1.  May the Franchise Tax Board (FTB) grant an exemption from California franchise or income tax retroactively into years in which there are no financial records available to be submitted?

Answer: Yes. As with filing enforcement determinations and other audit adjustments, FTB will consider all available documentation in making the determination. If the normal records were lost or destroyed, FTB may exercise judgment to determine what supporting documentation is sufficient.

2.   In lieu of financial records or statements, may FTB accept a signed statement of a duly elected officer or board member attesting to the fact the entity did not have gross receipts normally exceeding $25,000 for certain years? This includes years during which no financial records are available and no returns were filed.

Answer: Yes. This is one possible method that FTB could use to establish entitlement to exemption from California franchise or income tax where no objective documentation is available. As with all situations where documentation is not available, FTB should exercise discretion and not mechanically accept a statement or other documentation where there is any indication that it might be falsified or fraudulent.

3.   May FTB revive a corporation from suspension before required tax returns or exempt organization returns are filed for all years the corporation was in existence or qualified in California?

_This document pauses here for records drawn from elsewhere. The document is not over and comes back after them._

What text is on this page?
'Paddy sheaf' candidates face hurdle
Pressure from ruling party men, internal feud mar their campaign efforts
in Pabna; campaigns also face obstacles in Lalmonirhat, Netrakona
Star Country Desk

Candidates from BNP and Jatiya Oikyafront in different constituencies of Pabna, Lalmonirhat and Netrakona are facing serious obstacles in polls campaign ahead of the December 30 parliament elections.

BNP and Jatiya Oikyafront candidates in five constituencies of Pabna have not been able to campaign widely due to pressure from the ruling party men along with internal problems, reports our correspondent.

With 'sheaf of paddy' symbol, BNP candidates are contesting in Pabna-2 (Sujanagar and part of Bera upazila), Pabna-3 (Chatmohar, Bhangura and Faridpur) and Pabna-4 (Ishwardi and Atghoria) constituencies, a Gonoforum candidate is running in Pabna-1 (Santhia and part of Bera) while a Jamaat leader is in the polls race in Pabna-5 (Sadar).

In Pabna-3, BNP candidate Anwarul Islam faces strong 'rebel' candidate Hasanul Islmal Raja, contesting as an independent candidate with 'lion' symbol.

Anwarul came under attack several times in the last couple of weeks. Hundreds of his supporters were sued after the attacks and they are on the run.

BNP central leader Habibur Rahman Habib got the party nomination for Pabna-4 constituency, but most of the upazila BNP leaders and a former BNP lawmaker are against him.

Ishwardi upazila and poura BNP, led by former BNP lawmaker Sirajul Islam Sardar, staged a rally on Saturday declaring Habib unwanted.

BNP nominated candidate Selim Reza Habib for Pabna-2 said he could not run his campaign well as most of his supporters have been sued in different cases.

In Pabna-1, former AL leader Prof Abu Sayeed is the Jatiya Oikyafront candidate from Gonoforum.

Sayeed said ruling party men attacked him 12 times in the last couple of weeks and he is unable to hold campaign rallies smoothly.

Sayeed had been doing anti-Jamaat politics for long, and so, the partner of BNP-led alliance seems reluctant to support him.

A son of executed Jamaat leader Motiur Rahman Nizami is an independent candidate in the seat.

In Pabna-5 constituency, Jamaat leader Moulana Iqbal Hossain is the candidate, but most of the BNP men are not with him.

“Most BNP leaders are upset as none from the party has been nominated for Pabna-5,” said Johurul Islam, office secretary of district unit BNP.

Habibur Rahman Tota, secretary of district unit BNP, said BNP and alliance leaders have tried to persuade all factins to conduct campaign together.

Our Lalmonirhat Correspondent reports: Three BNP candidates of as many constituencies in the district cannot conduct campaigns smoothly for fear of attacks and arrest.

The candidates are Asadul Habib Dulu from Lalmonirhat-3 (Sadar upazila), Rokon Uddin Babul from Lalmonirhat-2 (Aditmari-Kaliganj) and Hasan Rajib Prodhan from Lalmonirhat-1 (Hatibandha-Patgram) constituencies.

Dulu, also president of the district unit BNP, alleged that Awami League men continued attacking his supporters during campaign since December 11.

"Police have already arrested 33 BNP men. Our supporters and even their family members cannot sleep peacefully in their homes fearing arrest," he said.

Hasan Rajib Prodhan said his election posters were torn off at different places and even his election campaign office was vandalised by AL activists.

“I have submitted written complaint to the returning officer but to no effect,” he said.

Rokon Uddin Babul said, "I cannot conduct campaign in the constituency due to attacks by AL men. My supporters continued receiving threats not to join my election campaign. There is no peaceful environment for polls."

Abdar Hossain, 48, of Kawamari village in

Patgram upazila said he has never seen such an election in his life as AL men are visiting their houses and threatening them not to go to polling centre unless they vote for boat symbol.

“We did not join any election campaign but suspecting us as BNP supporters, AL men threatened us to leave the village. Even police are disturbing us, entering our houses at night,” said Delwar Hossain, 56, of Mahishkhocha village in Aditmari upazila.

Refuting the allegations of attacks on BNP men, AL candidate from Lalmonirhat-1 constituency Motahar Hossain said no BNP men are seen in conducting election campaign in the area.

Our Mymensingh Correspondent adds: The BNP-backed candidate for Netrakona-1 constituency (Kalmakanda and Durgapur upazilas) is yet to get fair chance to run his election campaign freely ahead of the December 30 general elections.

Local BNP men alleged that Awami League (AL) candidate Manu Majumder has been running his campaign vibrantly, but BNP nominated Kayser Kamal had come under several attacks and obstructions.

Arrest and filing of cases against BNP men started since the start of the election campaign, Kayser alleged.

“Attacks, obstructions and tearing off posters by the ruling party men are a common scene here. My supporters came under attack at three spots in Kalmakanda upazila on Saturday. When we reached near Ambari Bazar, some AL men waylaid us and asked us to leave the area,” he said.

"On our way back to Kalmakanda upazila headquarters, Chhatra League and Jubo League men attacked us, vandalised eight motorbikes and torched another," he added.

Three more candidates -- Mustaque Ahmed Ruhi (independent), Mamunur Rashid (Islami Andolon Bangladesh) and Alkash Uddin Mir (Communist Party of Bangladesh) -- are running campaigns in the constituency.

Answer: No. A return for each tax period that the corporation was suspended must be submitted with the revivor request. Where the organization does not have access to complete financial records, the organization should estimate the return figures from available information.

4.   Must FTB require payment of all taxes, interest, penalties, and fees for all exempt taxable years before revivor can occur and issuance of an exemption determination is made under California Revenue and Taxation Code section 23701 et seq.?

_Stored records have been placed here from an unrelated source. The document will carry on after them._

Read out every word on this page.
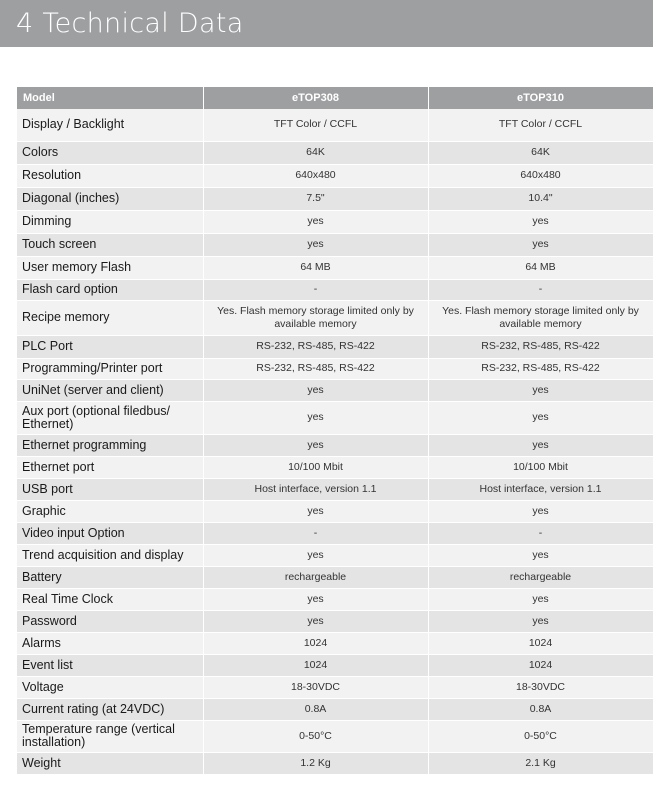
4 Technical Data
Model	eTOP308	eTOP310
Display / Backlight	TFT Color / CCFL	TFT Color / CCFL
Colors	64K	64K
Resolution	640x480	640x480
Diagonal (inches)	7.5"	10.4"
Dimming	yes	yes
Touch screen	yes	yes
User memory Flash	64 MB	64 MB
Flash card option	-	-
Recipe memory	Yes. Flash memory storage limited only by available memory	Yes. Flash memory storage limited only by available memory
PLC Port	RS-232, RS-485, RS-422	RS-232, RS-485, RS-422
Programming/Printer port	RS-232, RS-485, RS-422	RS-232, RS-485, RS-422
UniNet (server and client)	yes	yes
Aux port (optional filedbus/ Ethernet)	yes	yes
Ethernet programming	yes	yes
Ethernet port	10/100 Mbit	10/100 Mbit
USB port	Host interface, version 1.1	Host interface, version 1.1
Graphic	yes	yes
Video input Option	-	-
Trend acquisition and display	yes	yes
Battery	rechargeable	rechargeable
Real Time Clock	yes	yes
Password	yes	yes
Alarms	1024	1024
Event list	1024	1024
Voltage	18-30VDC	18-30VDC
Current rating (at 24VDC)	0.8A	0.8A
Temperature range (vertical installation)	0-50°C	0-50°C
Weight	1.2 Kg	2.1 Kg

Answer: No. FTB may consider the exemption simultaneously with the revivor to determine the correct amount of tax, penalty, interest, and fees due for the suspension period that must be paid to revive.

5.   Must FTB require payment of all taxes, interest, penalties, and fees for all non-exempt taxable years before revivor can occur and issuance of an exemption determination is made under California Revenue and Taxation Code section 23701 et seq.?

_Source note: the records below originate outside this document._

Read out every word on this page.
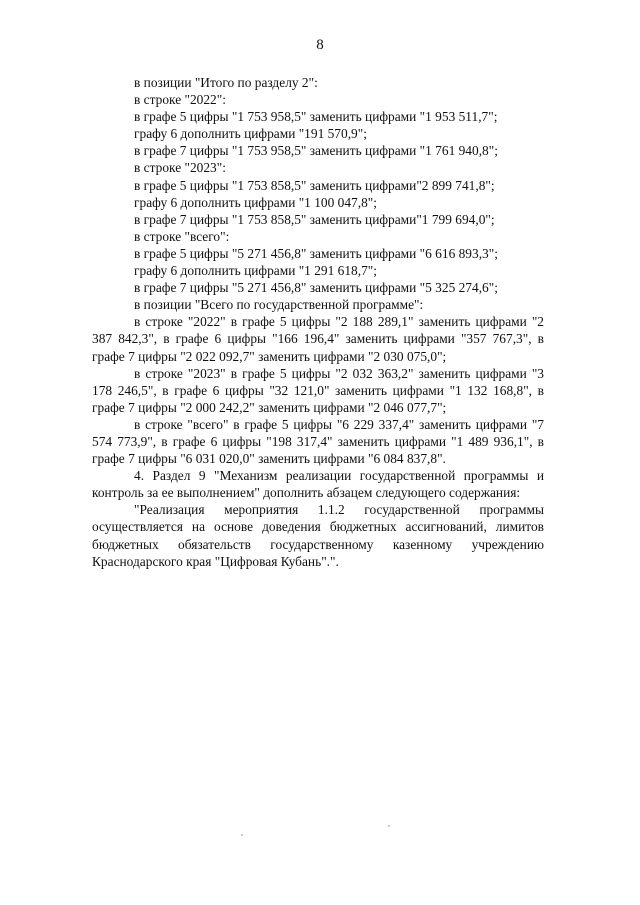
8
в позиции "Итого по разделу 2":
в строке "2022":
в графе 5 цифры "1 753 958,5" заменить цифрами "1 953 511,7";
графу 6 дополнить цифрами "191 570,9";
в графе 7 цифры "1 753 958,5" заменить цифрами "1 761 940,8";
в строке "2023":
в графе 5 цифры "1 753 858,5" заменить цифрами"2 899 741,8";
графу 6 дополнить цифрами "1 100 047,8";
в графе 7 цифры "1 753 858,5" заменить цифрами"1 799 694,0";
в строке "всего":
в графе 5 цифры "5 271 456,8" заменить цифрами "6 616 893,3";
графу 6 дополнить цифрами "1 291 618,7";
в графе 7 цифры "5 271 456,8" заменить цифрами "5 325 274,6";
в позиции "Всего по государственной программе":
в строке "2022" в графе 5 цифры "2 188 289,1" заменить цифрами "2 387 842,3", в графе 6 цифры "166 196,4" заменить цифрами "357 767,3", в графе 7 цифры "2 022 092,7" заменить цифрами "2 030 075,0";
в строке "2023" в графе 5 цифры "2 032 363,2" заменить цифрами "3 178 246,5", в графе 6 цифры "32 121,0" заменить цифрами "1 132 168,8", в графе 7 цифры "2 000 242,2" заменить цифрами "2 046 077,7";
в строке "всего" в графе 5 цифры "6 229 337,4" заменить цифрами "7 574 773,9", в графе 6 цифры "198 317,4" заменить цифрами "1 489 936,1", в графе 7 цифры "6 031 020,0" заменить цифрами "6 084 837,8".
4. Раздел 9 "Механизм реализации государственной программы и контроль за ее выполнением" дополнить абзацем следующего содержания:
"Реализация мероприятия 1.1.2 государственной программы осуществляется на основе доведения бюджетных ассигнований, лимитов бюджетных обязательств государственному казенному учреждению Краснодарского края "Цифровая Кубань".".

Answer: No. If FTB determines that revivor without full payment will improve the prospects for collection of the full amount due, FTB may revive the entity without full payment. Rev. & Tax. Code § 23305b.

6.   If an organization files California Corporation Franchise or Income Tax Returns (Form 100) for taxable years 2006-2010, and it files either a California Exemption Application (Form 3500) or a California Submission of Exemption Request (Form 3500A) in 2010, which FTB grants in 2010 but retroactively to 2006, would FTB require the organization to file California Exempt Organization Annual Information Returns (Form 199) for taxable years 2006-2010 and pay Form 199 filing fees? In this fact pattern, assume the organization has gross receipts normally greater than $25,000. Would it make a difference if the organization paid Minimum Franchise Tax (MFT) or no tax with its Form 100’s? In this fact pattern, also assume that the returns are all within the statute of limitations for refunds.

Answer: No. As the Form 100 had substantially all of the information that the Form 199 has, generally there is no reason to make the organization file the Form 199’s for the prior years; however, FTB could ask for it if there is a business need. As to the payments, the entity would get a credit for whatever payments it had made with the Form 100’s for each year, so unless the Form 199 fee is more than previously paid each year, there would be no remaining amount due.

7.   Where a corporation that has not established that it qualifies for exemption from California franchise or income tax erroneously files an exempt organization return, should FTB issue a Return Information Notice (RIN) or a Notice of Proposed Assessment (NPA)?

Answer: The MFT is due and payable by operation of law and so is by definition not a deficiency and can be assessed by a RIN or by other notice and demand such as a Notice of Tax Due (NTD). However, tax in excess of the MFT based on the gross receipts shown on the Form 199 would have to be estimated as a deficiency, and must be issued on an NPA.